Electrochemical and Hydrogen Transport Kinetic Performance of MlNi[sub 3.75]Co[sub 0.65]Mn[sub 0.4]Al[sub 0.2] Metal Hydride Electrodes at Various Temperatures

Abstract

Temperature dependence of the electrochemical and hydrogen transport kinetic performance of MlNi3.75Co0.65Mn0.4Al0.2 metal hydride electrode have been systematically investigated in the temperature range -20 to 85°C. The results show that temperature has pronounced effects on a series of characteristics of the electrode. With the increase of temperature, the total resistance Rtotal (LP) and Rtotal (EIS), the polarization resistance Rp, and the ohmic resistance Ro decrease, while the exchange current density i0, the symmetry factor β, the limiting current density iL, and the hydrogen diffusion coefficient D increase. Under anodic polarization, the activation overpotential ηa and the concentration overpotential ηc increase with the decrease of temperature and with the increase of discharge current density. At lower discharge current densities, charge transfer is the rate-determining step of the electrode reaction, whereas at higher discharge current densities, the diffusion of hydrogen in the bulk of the electrode is the rate-controlling step.
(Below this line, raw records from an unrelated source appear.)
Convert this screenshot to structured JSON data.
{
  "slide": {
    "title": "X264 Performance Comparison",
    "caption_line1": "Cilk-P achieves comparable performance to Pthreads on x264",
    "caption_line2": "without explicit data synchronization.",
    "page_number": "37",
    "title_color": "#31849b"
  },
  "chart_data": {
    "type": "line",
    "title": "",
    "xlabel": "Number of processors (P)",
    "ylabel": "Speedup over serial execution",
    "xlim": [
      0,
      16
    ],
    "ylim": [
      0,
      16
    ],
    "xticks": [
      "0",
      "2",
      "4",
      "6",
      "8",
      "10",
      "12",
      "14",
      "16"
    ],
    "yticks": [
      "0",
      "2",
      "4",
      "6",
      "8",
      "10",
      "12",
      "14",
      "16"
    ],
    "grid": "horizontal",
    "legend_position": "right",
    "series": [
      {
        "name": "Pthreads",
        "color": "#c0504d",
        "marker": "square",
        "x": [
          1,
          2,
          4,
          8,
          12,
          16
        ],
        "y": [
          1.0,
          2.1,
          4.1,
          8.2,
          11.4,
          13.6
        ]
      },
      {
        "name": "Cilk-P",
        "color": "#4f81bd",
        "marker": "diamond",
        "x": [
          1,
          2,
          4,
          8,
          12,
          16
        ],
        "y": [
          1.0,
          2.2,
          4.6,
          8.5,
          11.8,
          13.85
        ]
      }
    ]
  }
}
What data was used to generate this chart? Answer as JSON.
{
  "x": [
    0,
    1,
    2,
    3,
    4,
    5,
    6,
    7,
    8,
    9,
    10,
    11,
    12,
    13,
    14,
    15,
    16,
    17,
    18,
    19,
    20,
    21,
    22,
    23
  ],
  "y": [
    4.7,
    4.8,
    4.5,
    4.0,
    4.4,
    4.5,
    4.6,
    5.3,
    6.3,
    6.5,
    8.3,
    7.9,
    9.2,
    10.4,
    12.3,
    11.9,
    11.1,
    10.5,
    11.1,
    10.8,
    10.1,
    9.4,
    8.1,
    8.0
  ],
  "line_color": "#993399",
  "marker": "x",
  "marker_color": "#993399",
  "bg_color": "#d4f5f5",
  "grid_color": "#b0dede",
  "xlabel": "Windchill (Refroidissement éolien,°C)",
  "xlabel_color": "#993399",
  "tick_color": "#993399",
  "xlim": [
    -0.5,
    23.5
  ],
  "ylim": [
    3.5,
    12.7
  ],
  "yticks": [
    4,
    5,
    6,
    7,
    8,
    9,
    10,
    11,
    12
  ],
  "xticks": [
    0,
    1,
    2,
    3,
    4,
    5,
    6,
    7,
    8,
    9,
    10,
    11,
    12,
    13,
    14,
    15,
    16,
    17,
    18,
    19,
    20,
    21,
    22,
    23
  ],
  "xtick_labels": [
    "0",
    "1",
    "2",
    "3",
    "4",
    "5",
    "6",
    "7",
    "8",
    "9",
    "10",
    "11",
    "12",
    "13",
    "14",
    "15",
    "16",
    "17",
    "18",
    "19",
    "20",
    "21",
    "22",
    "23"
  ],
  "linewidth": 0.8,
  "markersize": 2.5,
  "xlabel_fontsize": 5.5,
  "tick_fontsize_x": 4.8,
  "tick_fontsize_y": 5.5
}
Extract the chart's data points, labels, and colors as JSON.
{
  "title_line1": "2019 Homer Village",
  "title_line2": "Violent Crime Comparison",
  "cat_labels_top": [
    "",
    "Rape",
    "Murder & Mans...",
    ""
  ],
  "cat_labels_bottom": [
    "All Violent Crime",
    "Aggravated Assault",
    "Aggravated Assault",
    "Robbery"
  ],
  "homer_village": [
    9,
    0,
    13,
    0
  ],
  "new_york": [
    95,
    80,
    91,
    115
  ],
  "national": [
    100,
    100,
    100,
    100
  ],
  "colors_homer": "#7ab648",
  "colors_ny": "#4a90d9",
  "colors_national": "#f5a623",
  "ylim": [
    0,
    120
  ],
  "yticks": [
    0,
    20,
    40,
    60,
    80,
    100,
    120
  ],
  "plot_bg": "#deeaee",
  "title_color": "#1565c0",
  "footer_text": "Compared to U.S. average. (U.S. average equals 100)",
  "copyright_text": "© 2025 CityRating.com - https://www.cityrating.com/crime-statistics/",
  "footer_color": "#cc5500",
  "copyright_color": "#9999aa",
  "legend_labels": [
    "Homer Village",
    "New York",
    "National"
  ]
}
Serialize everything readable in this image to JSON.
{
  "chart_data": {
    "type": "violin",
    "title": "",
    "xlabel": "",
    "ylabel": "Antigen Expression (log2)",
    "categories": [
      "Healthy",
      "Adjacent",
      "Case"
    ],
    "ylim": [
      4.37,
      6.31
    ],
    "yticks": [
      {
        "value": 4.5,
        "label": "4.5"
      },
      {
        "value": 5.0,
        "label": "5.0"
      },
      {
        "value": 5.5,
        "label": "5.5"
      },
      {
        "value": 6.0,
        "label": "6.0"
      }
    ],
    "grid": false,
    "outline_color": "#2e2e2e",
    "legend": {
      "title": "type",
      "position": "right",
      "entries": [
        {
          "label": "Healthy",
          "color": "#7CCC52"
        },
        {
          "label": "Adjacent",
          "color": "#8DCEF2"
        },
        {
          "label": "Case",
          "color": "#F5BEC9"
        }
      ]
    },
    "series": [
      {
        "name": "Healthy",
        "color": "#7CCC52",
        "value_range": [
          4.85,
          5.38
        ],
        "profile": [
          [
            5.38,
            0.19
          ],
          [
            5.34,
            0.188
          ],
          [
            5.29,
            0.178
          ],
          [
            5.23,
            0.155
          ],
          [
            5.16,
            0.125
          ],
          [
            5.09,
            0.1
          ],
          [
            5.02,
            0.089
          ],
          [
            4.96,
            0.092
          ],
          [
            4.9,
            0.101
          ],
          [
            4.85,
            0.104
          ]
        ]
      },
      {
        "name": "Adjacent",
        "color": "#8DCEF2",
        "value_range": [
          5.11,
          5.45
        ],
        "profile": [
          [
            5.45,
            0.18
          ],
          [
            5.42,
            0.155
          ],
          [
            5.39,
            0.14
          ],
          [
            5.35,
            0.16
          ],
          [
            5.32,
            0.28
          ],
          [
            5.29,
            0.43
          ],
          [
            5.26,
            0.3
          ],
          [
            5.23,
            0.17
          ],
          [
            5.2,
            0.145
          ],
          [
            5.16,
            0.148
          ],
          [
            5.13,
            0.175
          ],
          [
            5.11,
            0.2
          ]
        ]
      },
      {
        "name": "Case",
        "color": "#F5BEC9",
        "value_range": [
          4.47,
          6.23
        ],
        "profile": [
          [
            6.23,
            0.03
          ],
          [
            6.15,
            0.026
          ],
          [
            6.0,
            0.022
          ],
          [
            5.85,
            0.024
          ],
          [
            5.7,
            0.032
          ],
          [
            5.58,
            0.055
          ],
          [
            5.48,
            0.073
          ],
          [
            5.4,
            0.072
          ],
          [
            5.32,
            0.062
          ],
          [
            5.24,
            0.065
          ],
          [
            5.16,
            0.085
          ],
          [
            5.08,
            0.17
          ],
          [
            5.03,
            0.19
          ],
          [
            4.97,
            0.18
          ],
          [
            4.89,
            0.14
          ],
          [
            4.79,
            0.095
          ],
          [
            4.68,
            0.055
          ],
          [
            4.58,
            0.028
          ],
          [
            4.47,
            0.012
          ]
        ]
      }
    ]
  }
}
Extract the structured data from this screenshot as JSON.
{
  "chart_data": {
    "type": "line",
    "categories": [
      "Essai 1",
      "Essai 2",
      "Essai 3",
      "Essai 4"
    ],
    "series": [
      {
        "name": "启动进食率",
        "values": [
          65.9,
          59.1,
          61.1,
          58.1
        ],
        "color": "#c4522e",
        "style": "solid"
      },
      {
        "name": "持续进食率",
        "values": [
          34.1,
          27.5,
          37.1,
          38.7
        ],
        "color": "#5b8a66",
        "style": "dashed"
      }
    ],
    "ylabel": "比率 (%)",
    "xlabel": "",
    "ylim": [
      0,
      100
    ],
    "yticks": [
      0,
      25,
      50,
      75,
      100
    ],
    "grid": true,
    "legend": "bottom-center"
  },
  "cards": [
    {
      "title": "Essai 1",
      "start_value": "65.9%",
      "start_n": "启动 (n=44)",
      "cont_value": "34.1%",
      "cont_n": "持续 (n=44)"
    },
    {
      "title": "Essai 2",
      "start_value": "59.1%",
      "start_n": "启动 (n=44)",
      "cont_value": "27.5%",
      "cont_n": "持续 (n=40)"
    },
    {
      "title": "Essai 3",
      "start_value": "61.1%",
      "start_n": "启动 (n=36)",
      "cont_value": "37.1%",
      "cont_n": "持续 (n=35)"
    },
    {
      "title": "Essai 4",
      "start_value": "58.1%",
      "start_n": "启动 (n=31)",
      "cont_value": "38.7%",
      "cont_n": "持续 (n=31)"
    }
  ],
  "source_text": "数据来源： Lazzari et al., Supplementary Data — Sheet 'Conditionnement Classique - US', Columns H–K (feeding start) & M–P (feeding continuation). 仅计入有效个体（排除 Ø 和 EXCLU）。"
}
At medium discharge current densities, the electrode reaction is mainly determined by hydrogen diffusion in the electrode at lower temperatures, while it is mainly controlled by charge transfer at higher temperatures. At intermediate temperatures, the electrode reaction is under mixed control of charge transfer and hydrogen diffusion. The activation energy for charge transfer and for hydrogen diffusion in the electrode were calculated to be 28.1 and 19.9 kJ mol-1, respectively.